2. Korma and Pasanda Style Curries.

I usually use chicken or turkey-breast, but lamb is also popular. Because diced lamb need so much cooking you will need to add the creamed coconut much later to avoid boiling away its taste: add it about 20 mins. before serving. The quantities below are based on 1 lb. meat chopped into 1 inch cubes.

Ingredients: 2 medium onions or 4-6 shallots. 2 level tablespoons tinned chopped tomatoes (the ones with added basil are particularly good). 1 cup meat stock (e.g. Knorr-cube based). 2 tablespoons cooking-oil or ghee. l level tablespoon Garam Masala (Indian mixed spice). l level tablespoon haldi (ground turmeric). 1/4 level teaspoon chilli powder or 1/2 fresh chilli, seeded & finely chopped. About I cubic inch peeled & finely-chopped fresh root ginger. 1/4 block creamed coconut. 3 tablespoons fresh or long-life whipping-cream. One level tablespoon fresh washed and finely-chopped coriander leaves.

Method: Chop the onions or shallots as finely as possible and fry in the oil until transparent. Add the chopped chicken (or alternative) and fry until meat is lightly cooked on the outside. If using lamb coat the outside of the cubes with plain flour before frying. Add all the spices (including the chilli and the root ginger) and continue frying together, turning the meat frequently, for a further one or two minutes. Add the chopped tomatoes, stock, and the creamed coconut (grated or finely cut) and simmer until meat is tender (see above). Just before serving add the whipping-cream (not whipped!) and the chopped fresh coriander. Stir lightly (let it remain a bit streaky) and serve.

Extras for Pasanda-style Curry: Add one level tablespoonful caster sugar and 2-3 level tablespoons ground almonds at the final stage, along with the cream & coriander. You can mix all these items into a paste to stir in at the end. Ground almonds can be bought in supermarkets or the shelled nuts themselves can be ground in a food-processor, which gives a fresher taste and a nicer texture.

Tips: Put the cream in last and don't over-mix, as a streaky appearance adds to the attractiveness of the dish. I do not recommend garlic in Korma and Pasanda style curries, although I have seen it in published recipes. I find the taste too strong, over-powering the coconut and the almond. Save a few coriander leaves to use as a garnish on top of the dish when serving.

3. Seafood Curries

A very good curry sauce for fish, prawns, squid etc. (my own invention) can be made using cooking-apples as the base. It can also be used for curried vegetables, such as mushrooms, courgettes or sweet potatoes. If you aren't using seafood, substitute vegetable stock for the fish-stock/fish-paste. Quantities below make enough to accompany about 1 lb. of seafood or alternative.
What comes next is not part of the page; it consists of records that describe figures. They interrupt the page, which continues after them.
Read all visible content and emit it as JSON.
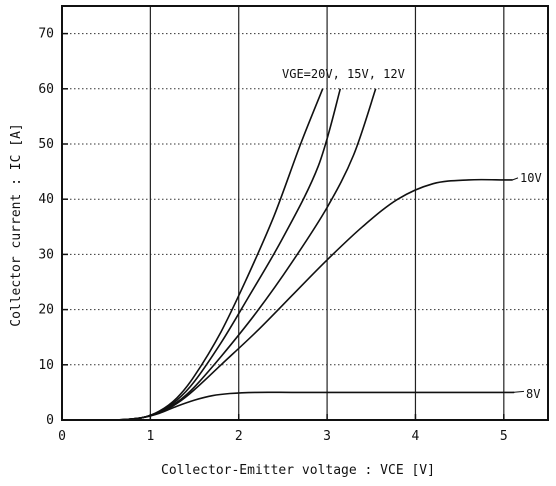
{
  "chart_data": {
    "type": "line",
    "title": "",
    "xlabel": "Collector-Emitter voltage : VCE [V]",
    "ylabel": "Collector current : IC [A]",
    "xlim": [
      0,
      5.5
    ],
    "ylim": [
      0,
      75
    ],
    "x_ticks": [
      "0",
      "1",
      "2",
      "3",
      "4",
      "5"
    ],
    "y_ticks": [
      "0",
      "10",
      "20",
      "30",
      "40",
      "50",
      "60",
      "70"
    ],
    "grid": true,
    "series": [
      {
        "name": "VGE=20V",
        "x": [
          0,
          0.6,
          0.9,
          1.1,
          1.3,
          1.5,
          1.8,
          2.1,
          2.4,
          2.7,
          2.95
        ],
        "y": [
          0,
          0,
          0.4,
          1.6,
          4,
          8,
          16,
          26,
          37,
          50,
          60
        ]
      },
      {
        "name": "15V",
        "x": [
          0,
          0.6,
          0.9,
          1.1,
          1.3,
          1.5,
          1.8,
          2.1,
          2.5,
          2.9,
          3.15
        ],
        "y": [
          0,
          0,
          0.4,
          1.5,
          3.6,
          7,
          14,
          22,
          33,
          46,
          60
        ]
      },
      {
        "name": "12V",
        "x": [
          0,
          0.6,
          0.9,
          1.1,
          1.3,
          1.5,
          1.8,
          2.2,
          2.6,
          3.0,
          3.3,
          3.55
        ],
        "y": [
          0,
          0,
          0.4,
          1.4,
          3.2,
          6,
          11.5,
          19.5,
          28.5,
          38.5,
          48,
          60
        ]
      },
      {
        "name": "10V",
        "x": [
          0,
          0.6,
          0.9,
          1.1,
          1.3,
          1.5,
          1.8,
          2.2,
          2.6,
          3.0,
          3.4,
          3.8,
          4.2,
          4.6,
          5.0,
          5.1
        ],
        "y": [
          0,
          0,
          0.4,
          1.3,
          3,
          5.5,
          10,
          16,
          22.5,
          29,
          35,
          40,
          42.8,
          43.5,
          43.5,
          43.5
        ]
      },
      {
        "name": "8V",
        "x": [
          0,
          0.6,
          0.9,
          1.1,
          1.3,
          1.5,
          1.7,
          1.9,
          2.2,
          2.6,
          3.0,
          4.0,
          5.0,
          5.1
        ],
        "y": [
          0,
          0,
          0.4,
          1.2,
          2.5,
          3.6,
          4.4,
          4.8,
          5,
          5,
          5,
          5,
          5,
          5
        ]
      }
    ],
    "labels": {
      "upper_group": "VGE=20V, 15V, 12V",
      "v10": "10V",
      "v8": "8V"
    }
  }
}
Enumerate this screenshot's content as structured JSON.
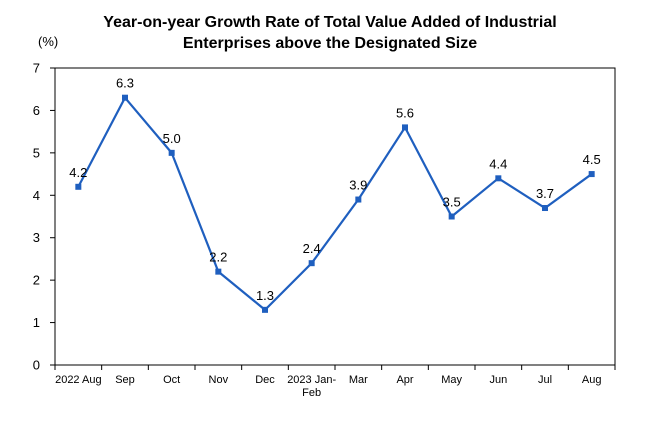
{
  "chart_data": {
    "type": "line",
    "title_line1": "Year-on-year Growth Rate of Total Value Added of Industrial",
    "title_line2": "Enterprises above the Designated Size",
    "ylabel": "(%)",
    "xlabel": "",
    "ylim": [
      0,
      7
    ],
    "yticks": [
      0,
      1,
      2,
      3,
      4,
      5,
      6,
      7
    ],
    "categories": [
      [
        "2022 Aug"
      ],
      [
        "Sep"
      ],
      [
        "Oct"
      ],
      [
        "Nov"
      ],
      [
        "Dec"
      ],
      [
        "2023 Jan-",
        "Feb"
      ],
      [
        "Mar"
      ],
      [
        "Apr"
      ],
      [
        "May"
      ],
      [
        "Jun"
      ],
      [
        "Jul"
      ],
      [
        "Aug"
      ]
    ],
    "series": [
      {
        "values": [
          4.2,
          6.3,
          5.0,
          2.2,
          1.3,
          2.4,
          3.9,
          5.6,
          3.5,
          4.4,
          3.7,
          4.5
        ]
      }
    ],
    "data_labels": [
      "4.2",
      "6.3",
      "5.0",
      "2.2",
      "1.3",
      "2.4",
      "3.9",
      "5.6",
      "3.5",
      "4.4",
      "3.7",
      "4.5"
    ],
    "line_color": "#1f5fbf",
    "grid": false,
    "legend": "none"
  }
}
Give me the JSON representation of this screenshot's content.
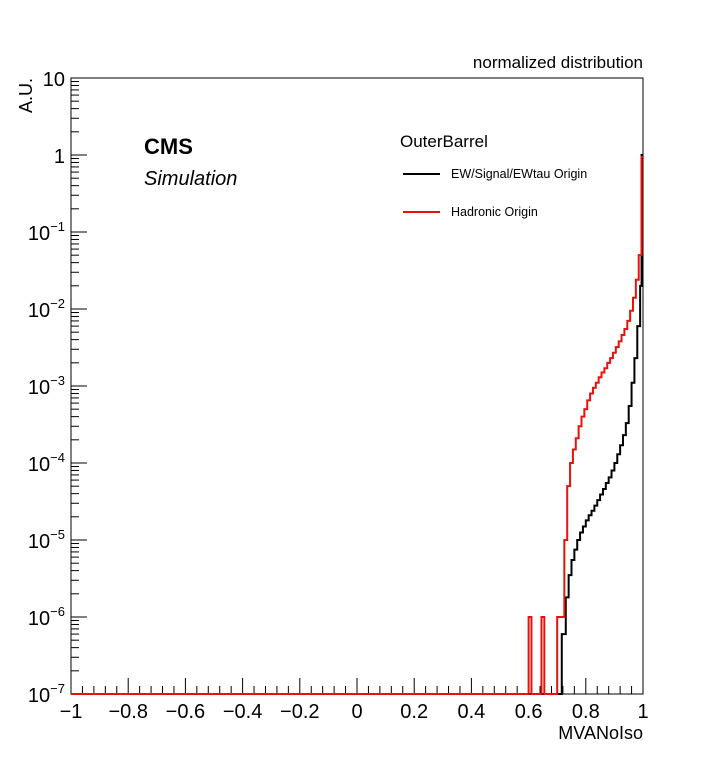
{
  "chart_data": {
    "type": "line",
    "header": "normalized distribution",
    "xlabel": "MVANoIso",
    "ylabel": "A.U.",
    "xlim": [
      -1,
      1
    ],
    "ylim": [
      1e-07,
      10
    ],
    "log_y": true,
    "grid": false,
    "x_ticks": [
      "−1",
      "−0.8",
      "−0.6",
      "−0.4",
      "−0.2",
      "0",
      "0.2",
      "0.4",
      "0.6",
      "0.8",
      "1"
    ],
    "y_ticks": [
      {
        "base": "10",
        "exp": "−7"
      },
      {
        "base": "10",
        "exp": "−6"
      },
      {
        "base": "10",
        "exp": "−5"
      },
      {
        "base": "10",
        "exp": "−4"
      },
      {
        "base": "10",
        "exp": "−3"
      },
      {
        "base": "10",
        "exp": "−2"
      },
      {
        "base": "10",
        "exp": "−1"
      },
      {
        "base": "1",
        "exp": ""
      },
      {
        "base": "10",
        "exp": ""
      }
    ],
    "labels": {
      "cms": "CMS",
      "simulation": "Simulation",
      "region": "OuterBarrel"
    },
    "legend_position": "top-right",
    "series": [
      {
        "name": "EW/Signal/EWtau Origin",
        "color": "#000000",
        "points": [
          [
            -1,
            1e-07
          ],
          [
            0.716,
            1e-07
          ],
          [
            0.716,
            6e-07
          ],
          [
            0.73,
            1.8e-06
          ],
          [
            0.74,
            3.5e-06
          ],
          [
            0.75,
            5.5e-06
          ],
          [
            0.76,
            7.5e-06
          ],
          [
            0.77,
            1e-05
          ],
          [
            0.78,
            1.25e-05
          ],
          [
            0.79,
            1.5e-05
          ],
          [
            0.8,
            1.8e-05
          ],
          [
            0.81,
            2.1e-05
          ],
          [
            0.82,
            2.4e-05
          ],
          [
            0.83,
            2.8e-05
          ],
          [
            0.84,
            3.3e-05
          ],
          [
            0.85,
            3.9e-05
          ],
          [
            0.86,
            4.6e-05
          ],
          [
            0.87,
            5.5e-05
          ],
          [
            0.88,
            6.5e-05
          ],
          [
            0.89,
            8e-05
          ],
          [
            0.9,
            0.0001
          ],
          [
            0.91,
            0.00013
          ],
          [
            0.92,
            0.00017
          ],
          [
            0.93,
            0.00023
          ],
          [
            0.94,
            0.00033
          ],
          [
            0.95,
            0.00055
          ],
          [
            0.96,
            0.0011
          ],
          [
            0.97,
            0.0023
          ],
          [
            0.98,
            0.006
          ],
          [
            0.99,
            0.02
          ],
          [
            0.995,
            1.0
          ],
          [
            1.0,
            1.0
          ]
        ]
      },
      {
        "name": "Hadronic Origin",
        "color": "#e8120c",
        "points": [
          [
            -1,
            1e-07
          ],
          [
            0.6,
            1e-07
          ],
          [
            0.6,
            1e-06
          ],
          [
            0.61,
            1e-06
          ],
          [
            0.61,
            1e-07
          ],
          [
            0.645,
            1e-07
          ],
          [
            0.645,
            1e-06
          ],
          [
            0.655,
            1e-06
          ],
          [
            0.655,
            1e-07
          ],
          [
            0.7,
            1e-07
          ],
          [
            0.7,
            1e-06
          ],
          [
            0.725,
            1e-06
          ],
          [
            0.725,
            1e-05
          ],
          [
            0.735,
            5e-05
          ],
          [
            0.745,
            0.0001
          ],
          [
            0.755,
            0.00015
          ],
          [
            0.765,
            0.00021
          ],
          [
            0.775,
            0.0003
          ],
          [
            0.785,
            0.0004
          ],
          [
            0.795,
            0.0005
          ],
          [
            0.805,
            0.00065
          ],
          [
            0.815,
            0.0008
          ],
          [
            0.825,
            0.00095
          ],
          [
            0.835,
            0.0011
          ],
          [
            0.845,
            0.0013
          ],
          [
            0.855,
            0.0015
          ],
          [
            0.865,
            0.0017
          ],
          [
            0.875,
            0.002
          ],
          [
            0.885,
            0.0023
          ],
          [
            0.895,
            0.0027
          ],
          [
            0.905,
            0.0032
          ],
          [
            0.915,
            0.0038
          ],
          [
            0.925,
            0.0046
          ],
          [
            0.935,
            0.0055
          ],
          [
            0.945,
            0.007
          ],
          [
            0.955,
            0.0095
          ],
          [
            0.965,
            0.014
          ],
          [
            0.975,
            0.024
          ],
          [
            0.985,
            0.05
          ],
          [
            0.995,
            0.95
          ],
          [
            1.0,
            0.95
          ]
        ]
      }
    ]
  }
}
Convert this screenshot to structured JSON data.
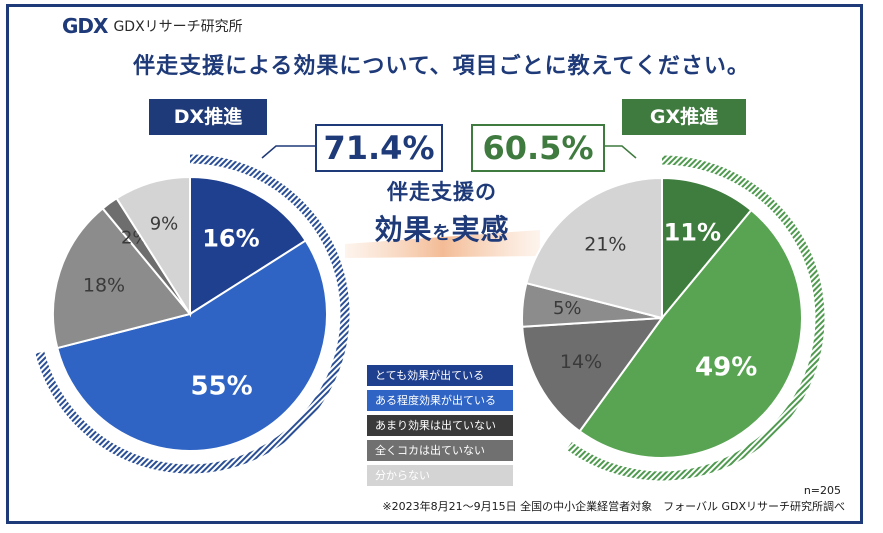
{
  "logo": {
    "mark": "GDX",
    "text": "GDXリサーチ研究所"
  },
  "title": "伴走支援による効果について、項目ごとに教えてください。",
  "center_text": {
    "line1": "伴走支援の",
    "line2a": "効果",
    "line2b": "を",
    "line2c": "実感"
  },
  "colors": {
    "dx_very": "#1f3f8f",
    "dx_some": "#2f64c4",
    "gx_very": "#3f7d3f",
    "gx_some": "#58a452",
    "not_much": "#8c8c8c",
    "not_at_all": "#6e6e6e",
    "unknown": "#d4d4d4",
    "navy": "#1f3a78",
    "green": "#3f7a3f"
  },
  "chart_data": [
    {
      "type": "pie",
      "title": "DX推進",
      "highlight_total": "71.4%",
      "slices": [
        {
          "label": "とても効果が出ている",
          "value": 16,
          "display": "16%"
        },
        {
          "label": "ある程度効果が出ている",
          "value": 55,
          "display": "55%"
        },
        {
          "label": "あまり効果は出ていない",
          "value": 18,
          "display": "18%"
        },
        {
          "label": "全くコカは出ていない",
          "value": 2,
          "display": "2%"
        },
        {
          "label": "分からない",
          "value": 9,
          "display": "9%"
        }
      ]
    },
    {
      "type": "pie",
      "title": "GX推進",
      "highlight_total": "60.5%",
      "slices": [
        {
          "label": "とても効果が出ている",
          "value": 11,
          "display": "11%"
        },
        {
          "label": "ある程度効果が出ている",
          "value": 49,
          "display": "49%"
        },
        {
          "label": "あまり効果は出ていない",
          "value": 14,
          "display": "14%"
        },
        {
          "label": "全くコカは出ていない",
          "value": 5,
          "display": "5%"
        },
        {
          "label": "分からない",
          "value": 21,
          "display": "21%"
        }
      ]
    }
  ],
  "legend": [
    {
      "label": "とても効果が出ている",
      "color": "#1f3f8f"
    },
    {
      "label": "ある程度効果が出ている",
      "color": "#2f64c4"
    },
    {
      "label": "あまり効果は出ていない",
      "color": "#3a3a3a"
    },
    {
      "label": "全くコカは出ていない",
      "color": "#707070"
    },
    {
      "label": "分からない",
      "color": "#d4d4d4"
    }
  ],
  "notes": {
    "n": "n=205",
    "source": "※2023年8月21～9月15日 全国の中小企業経営者対象　フォーバル GDXリサーチ研究所調べ"
  }
}
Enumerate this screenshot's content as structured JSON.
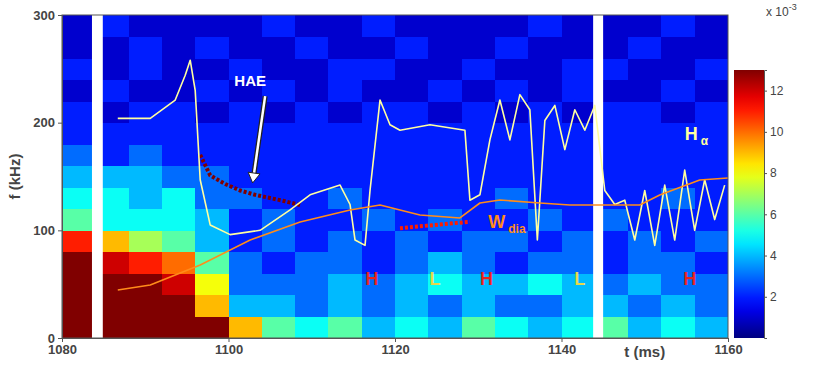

Ingredients: 2 medium onions or 4-6 shallots. I large or 2 smaller cooking-apples. 1/2 cup fish-stock or level tablespoon fish-paste in 1/2 cup water. 2 level tablespoons cooking-oil or ghee. l level tablespoon Garam Masala (Indian mixed spice). 1 level tablespoon haldi (ground turmeric). 1/2 level teaspoon chilli powder or 1 fresh chilli, seeded & finely chopped.

Method: Fry the onions, finely chopped, until transparent. Add all spices including the chilli and fry for a further l minute. Add stock and flesh of apples, finely chopped. Mix well and allow apple to cook for about 15-25 minutes, until everything blends into a smooth sauce. Use a potato-masher to crush down the apple chunks if necessary. Add cooked fish (broken into bite-sized pieces) or cooked prawns, etc. shortly before serving. (Fish breaks up and disappears if simmered for too long. Prawns will also start to disintegrate after a few minutes stewing.) Because the apple cooks so quickly it will probably be necessary to pre-cook any vegetables if you are using this sauce in a vegetable curry. Cooked vegetables may be added as soon as the apple is well-crushed down.

Tip: To improve appearance of a seafood curry and make the dish more interesting, serve with button mushrooms or chopped mushrooms, separately cooked and mixed-in with the cooked fish. Garnish with coriander leaves.